Line 122 (Granada-Maracena-Albolote-Atarfe)

Line 123 (Granada-Albolote por Carretera de
Jaén)

Line 117 (Granada-Pantano de Cubillas)

METRO:

Since September 2017, Albolote is connected to Granada by the metro.

== Public services ==

=== Healthcare ===
Albolote has a basic zone of healthcare, inside the sanitary district of Granada.
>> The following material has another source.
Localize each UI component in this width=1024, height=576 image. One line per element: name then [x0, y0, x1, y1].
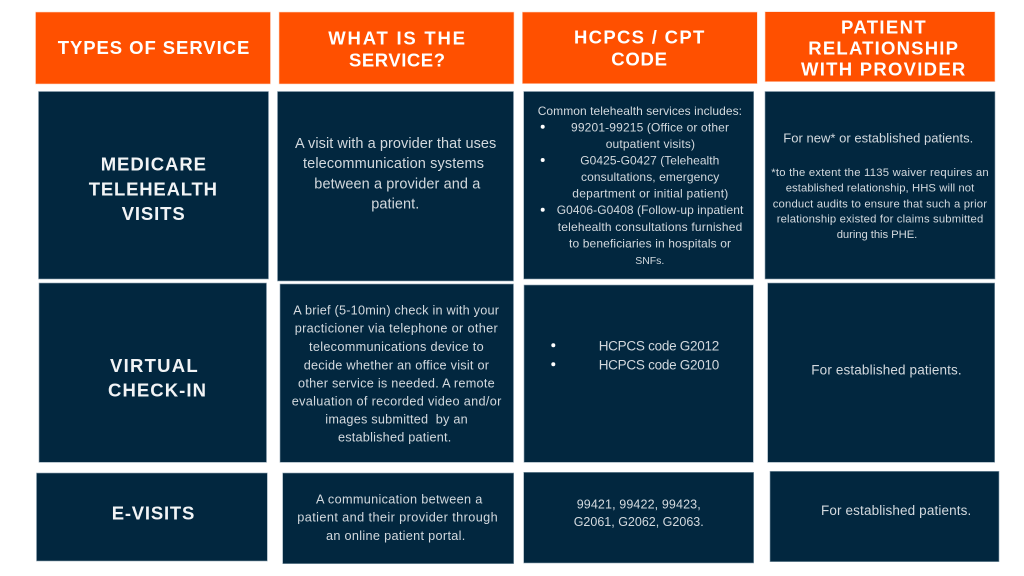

The town has a healthcare center in the street Alfonso XIII Nº7, and a medical consultory in the town of Chaparral.

=== Education ===
The town has 13 education centers where there is education for people of all ages:

| Generic Denomination | 'Name' | 'Nature' | 'Address' |
|---|---|---|---|
| Education center for adults | S.E.P. "Albolut" | Public | Doctor Burgos Canals, 6 |
| Education center for adults | C.E.P. "Concepción Arenal" | Public | Ctra. de Colomera km. 16,5 |
| Private educational institute | Colegio "Ave María" | Private | Jacobo Camarero, 3 |
| Private pre-school education center | E.I. "Anaki" | Private | Baza, parcela 345. P.I. Juncaril |
| Private pre-school education center | E.I. "Galopín" | Private | Fray Bartolomé de las Casas, 4 |
| Private pre-school education center | E.I. "Loma Verde" | Private | Av. de las Acacias, s/n. Urbanización Loma Verde |
| Private pre-school education center | E.I. "Nenes" | Private | Doctor Laureano Vázquez, 4, locales 7 y 8 |
| Primary school | C.E.I.P. "Abadía" | Public | Abadía, 36 |
| Primary school | C.E.I.P. "San Isidro Labrador" | Public | Av. de las Acacias, s/n. El Chaparral |
| Primary school | C.E.I.P. "Tínar" | Public | Tínar, 46 |
| Pre-school | E.I. "El Parque" | Public | Doctor Burgos Canals, s/n |
| Pre-school | E.I. "Francisco Lucilo de Carvajal" | Public | Doctor Burgos Canals, 8 |
| Secondary Education institute | I.E.S. "Aricel" | Public | Aricel, s/n |

== Culture ==
The popular celebrations are held during the first weekend of August beginning in Thursday. These celebrations are in honor of the saint of the town, the Holly Christ of Health.